Önder, “10 yıl bu ülke ağır bir zaman kaybetti. Yerine konulması imkansız olan iki şey yitip giden canlar ve zamandır. Bu çatışmalı süreçte hayatını kaybeden, sağlığını kaybeden bütün şehitler ve gaziler bütün ülkemizin onurudur. Hepimizin onlara ağır bir sorumluluğu ve borcu vardır. Onlara vereceğimiz en büyük armağan bu süreci, çatışmalı süreci sonlandırmak, bunu bir barışla taçlandırmak olacaktır. Ondan sonra hayatta olan herkese destek, hayatını kaybedenin geride bıraktığı yakınlarına bir yoldaş olmak hepimizin, toplum olarak boynumuzun borcudur. Biz bu ciddiyette ve bu samimiyetteyiz.” diye konuştu.
Önder, şunları söyledi:
“Hepsinin acısını yüreğimizde hissediyoruz ve rahmetle anıyoruz. Barışa gelince şehitlerimize ve gazilerimize borcumuzun altını böylece çizdikten sonra barış, çocuklarımızın gözüne bakarak kurmak zorunda olduğumuz bir şeydir çünkü hiçbir dahillerinin olmadığı bir çatışmalı mirası bu ülkenin çocukları hak etmiyor. Hem sorumluluğumuzun hem vicdanımızın hem insan olmamızın gereği onlara barış içinde bir ülkeyi hazırlamak ve onlara bunu bırakmak. Çok spekülatif tartışmalar oluyor. İnanın silah kadar zarar veren bir dil bu. ‘Ülke bölünecek, çift bayrak, çift dil’ falan. Arkadaşlar gündemimizde ne böyle bir şey var ne bunu tartıştık ne de bunun iması yapıldı. Böyle bir şey yok.
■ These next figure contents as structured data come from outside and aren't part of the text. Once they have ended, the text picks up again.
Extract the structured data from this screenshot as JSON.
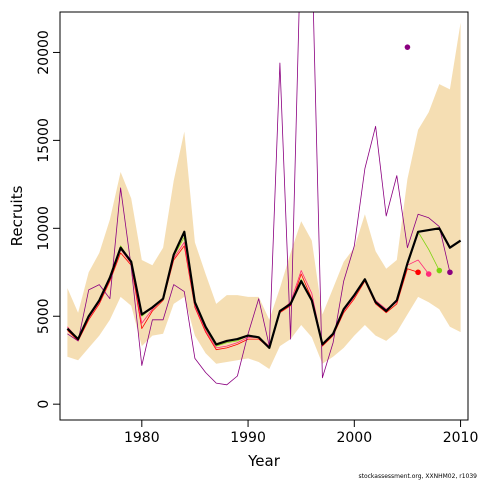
{
  "chart_data": {
    "type": "line",
    "title": "",
    "xlabel": "Year",
    "ylabel": "Recruits",
    "xlim": [
      1972.3,
      2010.7
    ],
    "ylim": [
      -900,
      22300
    ],
    "x_ticks": [
      1980,
      1990,
      2000,
      2010
    ],
    "y_ticks": [
      0,
      5000,
      10000,
      15000,
      20000
    ],
    "grid": false,
    "legend": "none",
    "credit": "stockassessment.org, XXNHM02, r1039",
    "colors": {
      "band": "#f5deb3",
      "estimate": "#000000",
      "retro_red": "#ff0000",
      "retro_pink": "#ff2a7a",
      "retro_green": "#7cd30e",
      "retro_purple": "#8b0080"
    },
    "band": {
      "name": "confidence interval",
      "x": [
        1973,
        1974,
        1975,
        1976,
        1977,
        1978,
        1979,
        1980,
        1981,
        1982,
        1983,
        1984,
        1985,
        1986,
        1987,
        1988,
        1989,
        1990,
        1991,
        1992,
        1993,
        1994,
        1995,
        1996,
        1997,
        1998,
        1999,
        2000,
        2001,
        2002,
        2003,
        2004,
        2005,
        2006,
        2007,
        2008,
        2009,
        2010
      ],
      "lower": [
        2700,
        2500,
        3200,
        3900,
        4800,
        6100,
        5600,
        3300,
        3900,
        4000,
        5700,
        6100,
        3900,
        2900,
        2300,
        2400,
        2500,
        2600,
        2400,
        2000,
        3300,
        3700,
        4500,
        3800,
        2300,
        2700,
        3200,
        3900,
        4500,
        3900,
        3600,
        4100,
        5100,
        6100,
        5800,
        5400,
        4400,
        4100
      ],
      "upper": [
        6600,
        5200,
        7500,
        8600,
        10500,
        13200,
        11700,
        8200,
        7900,
        8900,
        12700,
        15500,
        9200,
        7400,
        5700,
        6200,
        6200,
        6100,
        6100,
        4800,
        6600,
        8600,
        10400,
        9300,
        5100,
        6600,
        8100,
        8900,
        10800,
        8700,
        7700,
        8200,
        12800,
        15600,
        16600,
        18200,
        17900,
        21700
      ]
    },
    "series": [
      {
        "name": "estimate",
        "x": [
          1973,
          1974,
          1975,
          1976,
          1977,
          1978,
          1979,
          1980,
          1981,
          1982,
          1983,
          1984,
          1985,
          1986,
          1987,
          1988,
          1989,
          1990,
          1991,
          1992,
          1993,
          1994,
          1995,
          1996,
          1997,
          1998,
          1999,
          2000,
          2001,
          2002,
          2003,
          2004,
          2005,
          2006,
          2007,
          2008,
          2009,
          2010
        ],
        "values": [
          4300,
          3700,
          5000,
          5900,
          7200,
          8900,
          8100,
          5100,
          5500,
          6000,
          8500,
          9800,
          5800,
          4400,
          3400,
          3600,
          3700,
          3900,
          3800,
          3200,
          5300,
          5700,
          7000,
          5900,
          3400,
          4000,
          5400,
          6200,
          7100,
          5800,
          5300,
          5900,
          8000,
          9800,
          9900,
          10000,
          8900,
          9300
        ],
        "color": "#000000",
        "width": 2.2,
        "end_marker": false
      },
      {
        "name": "retro-1",
        "x": [
          1973,
          1974,
          1975,
          1976,
          1977,
          1978,
          1979,
          1980,
          1981,
          1982,
          1983,
          1984,
          1985,
          1986,
          1987,
          1988,
          1989,
          1990,
          1991,
          1992,
          1993,
          1994,
          1995,
          1996,
          1997,
          1998,
          1999,
          2000,
          2001,
          2002,
          2003,
          2004,
          2005,
          2006
        ],
        "values": [
          4200,
          3600,
          4800,
          5700,
          7000,
          8600,
          7900,
          4300,
          5300,
          5900,
          8200,
          9000,
          5500,
          4100,
          3100,
          3200,
          3400,
          3700,
          3700,
          3200,
          5200,
          5600,
          7400,
          6000,
          3300,
          3900,
          5200,
          6000,
          7000,
          5700,
          5200,
          5700,
          7700,
          7500
        ],
        "color": "#ff0000",
        "width": 0.8,
        "end_marker": true
      },
      {
        "name": "retro-2",
        "x": [
          1973,
          1974,
          1975,
          1976,
          1977,
          1978,
          1979,
          1980,
          1981,
          1982,
          1983,
          1984,
          1985,
          1986,
          1987,
          1988,
          1989,
          1990,
          1991,
          1992,
          1993,
          1994,
          1995,
          1996,
          1997,
          1998,
          1999,
          2000,
          2001,
          2002,
          2003,
          2004,
          2005,
          2006,
          2007
        ],
        "values": [
          4400,
          3700,
          4900,
          5800,
          7100,
          8800,
          8000,
          4600,
          5400,
          6000,
          8300,
          9200,
          5600,
          4200,
          3200,
          3300,
          3500,
          3800,
          3800,
          3300,
          5300,
          5800,
          7600,
          6300,
          3400,
          4000,
          5300,
          6100,
          7100,
          5900,
          5400,
          5800,
          7900,
          8200,
          7400
        ],
        "color": "#ff2a7a",
        "width": 0.8,
        "end_marker": true
      },
      {
        "name": "retro-3",
        "x": [
          1973,
          1974,
          1975,
          1976,
          1977,
          1978,
          1979,
          1980,
          1981,
          1982,
          1983,
          1984,
          1985,
          1986,
          1987,
          1988,
          1989,
          1990,
          1991,
          1992,
          1993,
          1994,
          1995,
          1996,
          1997,
          1998,
          1999,
          2000,
          2001,
          2002,
          2003,
          2004,
          2005,
          2006,
          2007,
          2008
        ],
        "values": [
          4300,
          3700,
          5000,
          5900,
          7200,
          9000,
          8100,
          5000,
          5500,
          6000,
          8400,
          9500,
          5700,
          4300,
          3300,
          3500,
          3600,
          3900,
          3800,
          3200,
          5300,
          5700,
          7100,
          5900,
          3400,
          4000,
          5400,
          6200,
          7100,
          5800,
          5300,
          5900,
          8000,
          9800,
          8800,
          7600
        ],
        "color": "#7cd30e",
        "width": 0.8,
        "end_marker": true
      },
      {
        "name": "retro-4",
        "x": [
          1973,
          1974,
          1975,
          1976,
          1977,
          1978,
          1979,
          1980,
          1981,
          1982,
          1983,
          1984,
          1985,
          1986,
          1987,
          1988,
          1989,
          1990,
          1991,
          1992,
          1993,
          1994,
          1995,
          1996,
          1997,
          1998,
          1999,
          2000,
          2001,
          2002,
          2003,
          2004,
          2005,
          2006,
          2007,
          2008,
          2009
        ],
        "values": [
          4000,
          3600,
          6500,
          6800,
          6000,
          12300,
          7800,
          2200,
          4800,
          4800,
          6800,
          6400,
          2600,
          1800,
          1200,
          1100,
          1600,
          4000,
          6000,
          3300,
          19400,
          3700,
          27000,
          26000,
          1500,
          3500,
          7000,
          9000,
          13400,
          15800,
          10700,
          13000,
          8900,
          10800,
          10600,
          10100,
          7500
        ],
        "color": "#8b0080",
        "width": 0.8,
        "end_marker": true
      },
      {
        "name": "retro-5",
        "x": [
          2005
        ],
        "values": [
          20300
        ],
        "color": "#8b0080",
        "width": 0.8,
        "end_marker": true
      }
    ]
  }
}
Kurmaya çalıştığımız barıştır. Bu konuda fikrini değiştiren ya da kuşkusunu gidermek isteyen herkesle dediğimiz gibi hem parti hem heyet olarak görüşmeye, süreci, derdimizi anlatmaya, önerilerini, katkılarını, eleştirilerini, uyarılarını dinlemeye de hazırız. Tek ricamız bu toksik dilin bir kenara bırakılması.”
Açık ve şeffaf bir süreç yürüttüklerini anlatan Önder, şunları söyledi:
“Ama iki anahtarı var bunun, birisi ciddiyet, diğeri samimiyet. Herkesten de bunu asgari anlamda beklemek hakkımız çünkü bu mesele ne Ahmet Bey’in derdi ne Pervin Hanım’ın derdi ne benim derdim. Bu mesele bütün ülkemizin derdi, başta da çocuklar olmak üzere. Onun için herkesten olumlu katkı bekliyoruz. Biz dilimizi değiştirmeyeceğiz. Bu şekil saldırgan bir dil kullananlara karşı bile gelebileceğimiz maksimum nokta bu, samimiyetini halk takdir edecek çünkü yaklaşık bir haftadır yollardayız.
Bu konuda halkın vicdanı her zaman olduğu gibi doğruyu işaret ediyor ama güvercin kasaplarına, iki gözden dört ölüm bakanlara cevaz vermemek lazım. Bu da hepimizin sorumluluğu.